We’re not immune (heh!), in the US. As I mentioned, there was a Hib outbreak in Minnesota recently, but also pertussis in Philly and measles in California last January. In the latter case, an unvaccinated seven year-old brought the disease back from vacation in Switzerland and spread it around his private school. The scary part is, as you can see in the Cali case, these kids aren’t from poor families without access to healthcare.
Supposedly educated adults, concerned enough with their children’s welfare to send them to private school, were scared into NOT vaccinating their kids. In the 21st century, they made a choice against the medical technology that created an unprecedented wave of good health in the 20th century.

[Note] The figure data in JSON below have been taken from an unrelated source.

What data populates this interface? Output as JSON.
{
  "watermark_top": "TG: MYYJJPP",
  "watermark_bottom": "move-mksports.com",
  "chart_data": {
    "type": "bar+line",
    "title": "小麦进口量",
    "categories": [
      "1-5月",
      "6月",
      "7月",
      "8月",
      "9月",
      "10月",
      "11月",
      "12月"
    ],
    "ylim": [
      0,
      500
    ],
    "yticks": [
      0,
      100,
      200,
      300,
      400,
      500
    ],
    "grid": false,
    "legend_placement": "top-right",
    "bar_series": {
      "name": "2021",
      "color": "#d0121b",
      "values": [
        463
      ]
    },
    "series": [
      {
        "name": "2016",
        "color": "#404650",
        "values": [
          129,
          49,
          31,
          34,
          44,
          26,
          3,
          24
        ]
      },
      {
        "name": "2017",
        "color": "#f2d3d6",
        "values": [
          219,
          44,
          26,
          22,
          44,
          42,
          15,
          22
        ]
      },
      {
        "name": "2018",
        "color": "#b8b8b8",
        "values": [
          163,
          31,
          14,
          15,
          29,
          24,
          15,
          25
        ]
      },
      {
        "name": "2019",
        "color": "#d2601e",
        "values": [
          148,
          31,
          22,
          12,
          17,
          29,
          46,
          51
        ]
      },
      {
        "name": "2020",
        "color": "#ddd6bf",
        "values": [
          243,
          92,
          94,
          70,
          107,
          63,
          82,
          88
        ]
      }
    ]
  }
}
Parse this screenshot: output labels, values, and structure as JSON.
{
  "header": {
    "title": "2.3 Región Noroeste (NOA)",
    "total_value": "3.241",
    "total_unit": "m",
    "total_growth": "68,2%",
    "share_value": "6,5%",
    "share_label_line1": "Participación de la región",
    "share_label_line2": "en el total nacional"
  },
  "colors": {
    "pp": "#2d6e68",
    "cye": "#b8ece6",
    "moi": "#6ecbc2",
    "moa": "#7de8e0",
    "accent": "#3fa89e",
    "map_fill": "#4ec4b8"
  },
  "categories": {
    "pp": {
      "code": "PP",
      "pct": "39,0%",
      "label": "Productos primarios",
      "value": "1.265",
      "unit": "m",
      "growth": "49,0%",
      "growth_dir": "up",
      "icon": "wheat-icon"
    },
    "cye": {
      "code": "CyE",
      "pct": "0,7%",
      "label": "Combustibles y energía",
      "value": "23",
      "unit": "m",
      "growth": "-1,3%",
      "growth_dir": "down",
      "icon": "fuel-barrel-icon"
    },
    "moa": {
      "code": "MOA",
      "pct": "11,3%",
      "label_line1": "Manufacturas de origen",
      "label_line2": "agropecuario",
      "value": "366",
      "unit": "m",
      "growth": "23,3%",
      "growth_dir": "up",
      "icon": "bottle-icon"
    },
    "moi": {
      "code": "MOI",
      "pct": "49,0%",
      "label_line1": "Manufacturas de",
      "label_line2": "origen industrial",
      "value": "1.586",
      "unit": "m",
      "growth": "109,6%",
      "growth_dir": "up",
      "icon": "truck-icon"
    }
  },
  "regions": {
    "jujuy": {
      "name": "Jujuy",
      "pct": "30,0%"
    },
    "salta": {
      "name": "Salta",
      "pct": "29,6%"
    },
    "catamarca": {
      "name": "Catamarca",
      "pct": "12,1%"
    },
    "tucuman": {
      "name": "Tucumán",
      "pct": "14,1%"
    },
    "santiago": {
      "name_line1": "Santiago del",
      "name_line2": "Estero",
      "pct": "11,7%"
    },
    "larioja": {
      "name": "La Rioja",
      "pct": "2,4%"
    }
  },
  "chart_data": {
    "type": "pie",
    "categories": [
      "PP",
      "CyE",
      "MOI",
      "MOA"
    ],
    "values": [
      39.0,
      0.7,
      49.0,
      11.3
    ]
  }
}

Likely, they believed the autism fearmongering and figured they’d place a safe bet and let “herd immunity” cover their kids. That only works when everyone else plays along. So, it won’t be surprising to see clusters of outbreaks in some of our wealthiest communities as well as among under-served populations.
That doesn’t take away from the essentially parasitic (Amanda Peet took it back, but I think it is apt) practice. Herd immunity protects kids who can’t get immunized (for a variety of health-related reasons) and a small minority of those who did get vaccinated, but for whom it didn’t take.
While all this is going on, there is a huge kerfluffle involving Bad Science columnist extraordinaire, Ben Goldacre, is boiling over across the interwebs. (Quackometer has a nice round-up.) A radio host is trying to use the UK’s anti-free speech libel laws to silence Goldacre. Toss him a couple of quid, if you can. The first time I ever used paypal in pounds. How global of me.
2/8 UPDATE: Wakefield doctored his results, says Brian Deer in today’s Sunday Times.
2/9 UPDATE: The Bad Astronomer has more on recent outbreaks in Australia and Switzerland, where a 12 year-old girl died of measles-related encephalitis.
That reminds me a bit of my own childhood experience regarding opportunistic infections. I contracted osteomyelitis after a bout of chicken pox when I was about four or five. I really ought to corroborate my memories with my mom, I could be wrong…and a doctor, for that matter, I could totally be wrong on this. Soon after getting over chicken pox, my dad found me on the floor one night, crying hysterically because I couldn’t walk. I spent two months in a wheelchair at Abington Memorial. Again, my memories of early childhood are anything are perfect, but I remember spending my fifth birthday — got a landspeeder — at the hospital.
Anyway, I know people think chicken pox aren’t a Big Deal, but I’m getting my kids vaccinated anyway.